Because Trent’s treating physician’s supplemental evidence was based on Trent’s subjective complaints of ankle pain and stiffness, which the ALJ already properly discounted, the ALJ properly rejected Dr. Daly’s opinion. See Fair v. Bowen, 885 F.2d at 605.
The Montana State Agency Residual Functional Capacity Assessment form, indicating that Trent can occasionally lift 50 pounds and frequently lift or carry 25 pounds, see 20 C.F.R. 404.1567(c), constitutes substantial evidence to support the ALJ’s finding that Trent retained the residual functional capacity to perform medium work. See Richardson v. Perales, 402 U.S. 389, 401, 91 S.Ct. 1420, 28 L.Ed.2d 842 (1971)
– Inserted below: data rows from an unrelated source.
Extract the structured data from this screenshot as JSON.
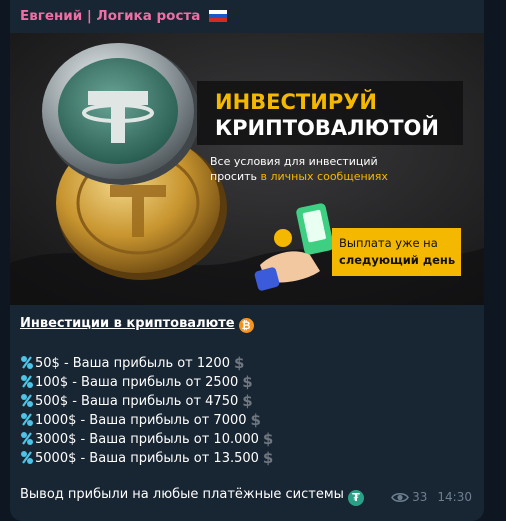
{
  "post": {
    "sender": "Евгений | Логика роста",
    "sender_flag": "russia-flag-icon",
    "banner": {
      "headline_line1": "ИНВЕСТИРУЙ",
      "headline_line2": "КРИПТОВАЛЮТОЙ",
      "conditions_line1": "Все условия для инвестиций",
      "conditions_line2_prefix": "просить ",
      "conditions_line2_highlight": "в личных сообщениях",
      "payout_line1": "Выплата уже на",
      "payout_line2": "следующий день",
      "accent_color": "#f5b800"
    },
    "title": "Инвестиции в криптовалюте",
    "title_icon": "bitcoin-icon",
    "rates": [
      {
        "text": "50$ - Ваша прибыль от 1200"
      },
      {
        "text": "100$ - Ваша прибыль от 2500"
      },
      {
        "text": "500$ - Ваша прибыль от 4750"
      },
      {
        "text": "1000$ - Ваша прибыль от 7000"
      },
      {
        "text": "3000$ - Ваша прибыль от 10.000"
      },
      {
        "text": "5000$ - Ваша прибыль от 13.500"
      }
    ],
    "rate_prefix_icon": "percent-icon",
    "rate_suffix_icon": "heavy-dollar-sign-icon",
    "rate_suffix_glyph": "$",
    "footer_text": "Вывод прибыли на любые платёжные системы",
    "footer_icon": "tether-icon",
    "views": "33",
    "time": "14:30"
  }
}
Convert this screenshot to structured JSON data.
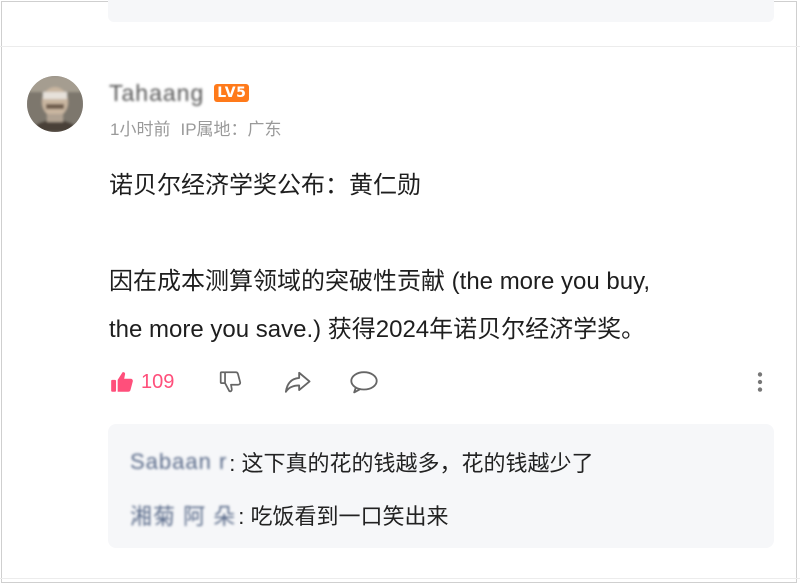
{
  "comment": {
    "username": "Tahaang",
    "level_badge": "LV5",
    "time": "1小时前",
    "ip_location": "IP属地：广东",
    "paragraph1": "诺贝尔经济学奖公布：黄仁勋",
    "paragraph2_line1": "因在成本测算领域的突破性贡献 (the more you buy,",
    "paragraph2_line2": "the more you save.) 获得2024年诺贝尔经济学奖。",
    "like_count": "109"
  },
  "replies": [
    {
      "user": "Sabaan r",
      "text": ": 这下真的花的钱越多，花的钱越少了"
    },
    {
      "user": "湘菊 阿 朵",
      "text": ": 吃饭看到一口笑出来"
    }
  ],
  "icons": {
    "like": "thumbs-up-icon",
    "dislike": "thumbs-down-icon",
    "share": "share-icon",
    "comment": "comment-icon",
    "more": "more-vertical-icon"
  },
  "colors": {
    "like_accent": "#ff4f7b",
    "level_badge": "#ff7a1a",
    "reply_background": "#f6f7f9"
  }
}
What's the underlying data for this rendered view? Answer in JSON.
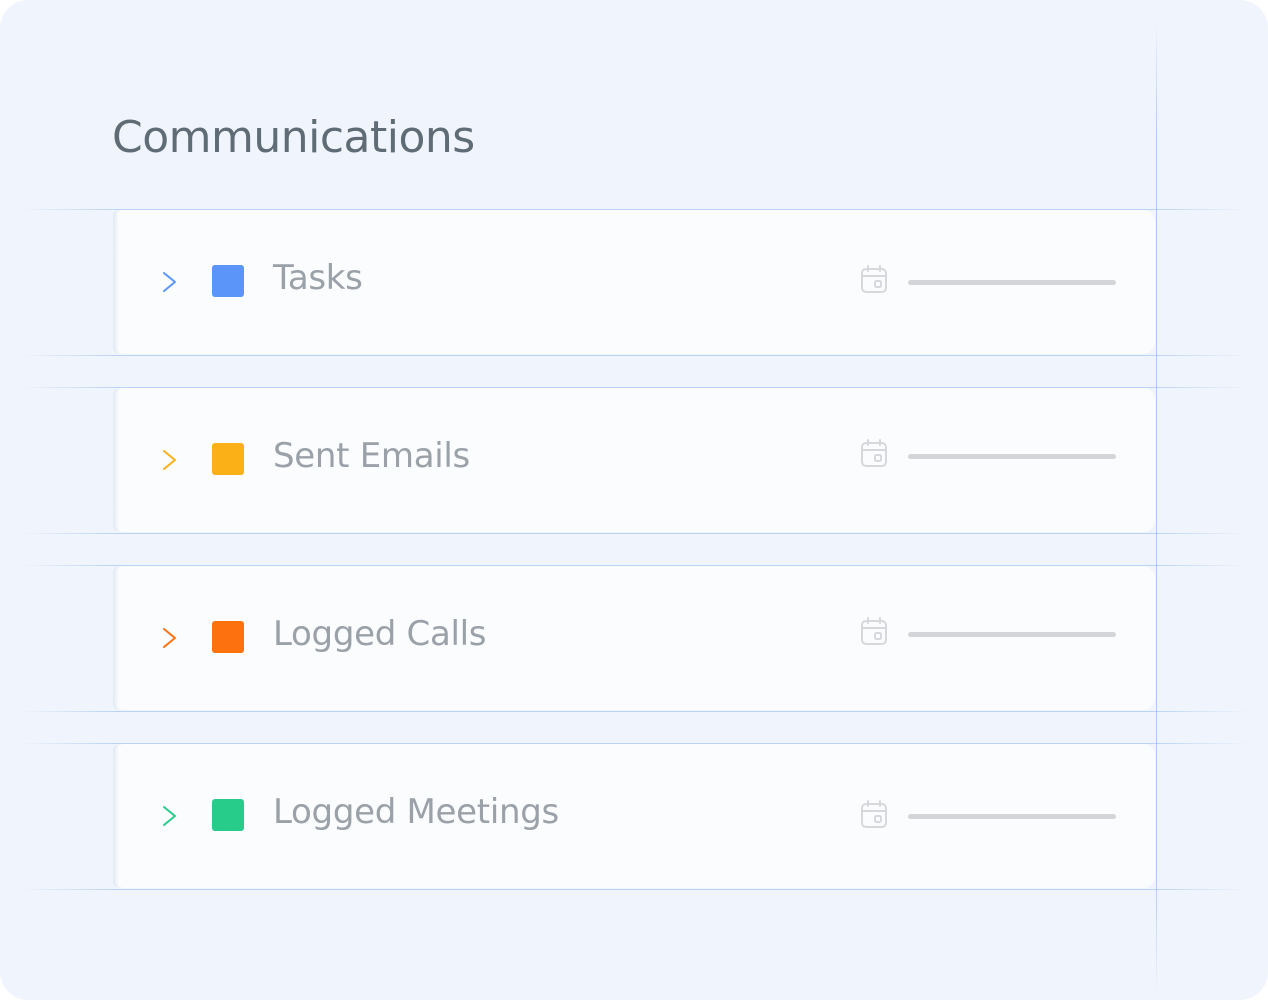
{
  "section": {
    "title": "Communications"
  },
  "rows": [
    {
      "label": "Tasks",
      "accent": "#5b95f9",
      "chevron_icon": "chevron-right-icon",
      "date_icon": "calendar-icon"
    },
    {
      "label": "Sent Emails",
      "accent": "#fbb017",
      "chevron_icon": "chevron-right-icon",
      "date_icon": "calendar-icon"
    },
    {
      "label": "Logged Calls",
      "accent": "#fd720f",
      "chevron_icon": "chevron-right-icon",
      "date_icon": "calendar-icon"
    },
    {
      "label": "Logged Meetings",
      "accent": "#27cb8a",
      "chevron_icon": "chevron-right-icon",
      "date_icon": "calendar-icon"
    }
  ],
  "colors": {
    "background": "#f0f5fd",
    "row_background": "#fbfcfe",
    "title_text": "#5f6b75",
    "label_text": "#9aa1a8",
    "placeholder_bar": "#d3d5d8",
    "guide_line": "#a9c8f0"
  }
}
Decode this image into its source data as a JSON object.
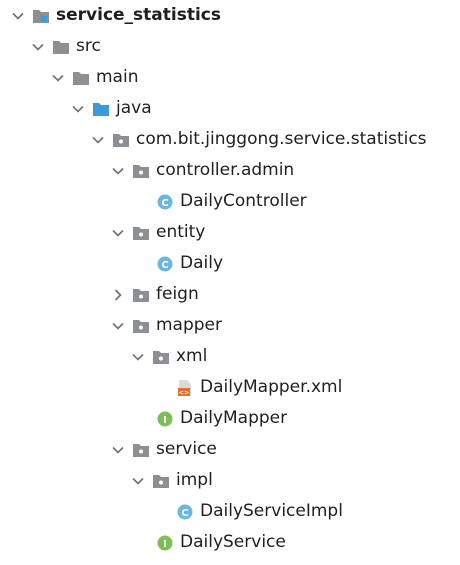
{
  "colors": {
    "folder": "#8c8f94",
    "source_folder": "#3b9ad9",
    "class_badge": "#6bb7e0",
    "interface_badge": "#7cbf57",
    "xml_icon": "#e86b34",
    "arrow": "#6f6f6f"
  },
  "tree": {
    "root": {
      "label": "service_statistics",
      "icon": "module-folder-icon",
      "expanded": true
    },
    "src": {
      "label": "src",
      "icon": "folder-icon",
      "expanded": true
    },
    "main": {
      "label": "main",
      "icon": "folder-icon",
      "expanded": true
    },
    "java": {
      "label": "java",
      "icon": "source-root-folder-icon",
      "expanded": true
    },
    "pkg": {
      "label": "com.bit.jinggong.service.statistics",
      "icon": "package-icon",
      "expanded": true
    },
    "controller_admin": {
      "label": "controller.admin",
      "icon": "package-icon",
      "expanded": true
    },
    "daily_controller": {
      "label": "DailyController",
      "icon": "class-icon",
      "badge": "C"
    },
    "entity": {
      "label": "entity",
      "icon": "package-icon",
      "expanded": true
    },
    "daily": {
      "label": "Daily",
      "icon": "class-icon",
      "badge": "C"
    },
    "feign": {
      "label": "feign",
      "icon": "package-icon",
      "expanded": false
    },
    "mapper": {
      "label": "mapper",
      "icon": "package-icon",
      "expanded": true
    },
    "xml": {
      "label": "xml",
      "icon": "package-icon",
      "expanded": true
    },
    "daily_mapper_xml": {
      "label": "DailyMapper.xml",
      "icon": "xml-file-icon",
      "badge": "<>"
    },
    "daily_mapper": {
      "label": "DailyMapper",
      "icon": "interface-icon",
      "badge": "I"
    },
    "service": {
      "label": "service",
      "icon": "package-icon",
      "expanded": true
    },
    "impl": {
      "label": "impl",
      "icon": "package-icon",
      "expanded": true
    },
    "daily_service_impl": {
      "label": "DailyServiceImpl",
      "icon": "class-icon",
      "badge": "C"
    },
    "daily_service": {
      "label": "DailyService",
      "icon": "interface-icon",
      "badge": "I"
    }
  }
}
Although the ALJ found that Trent is unable to return to his past relevant work as a carpet installer, the ALJ properly found that Trent is capable of performing his past relevant work as a maintenance man, retail pricer, and carpet repairer. See 20 C.F.R. § 404.1520(e) (providing that if a claimant can perform past relevant work, the ALJ must find the claimant “not disabled”).
AFFIRMED.
This disposition is not appropriate for publication and may not be cited to or by the courts of this circuit except as may be provided by 9th Cir. R. 36-3.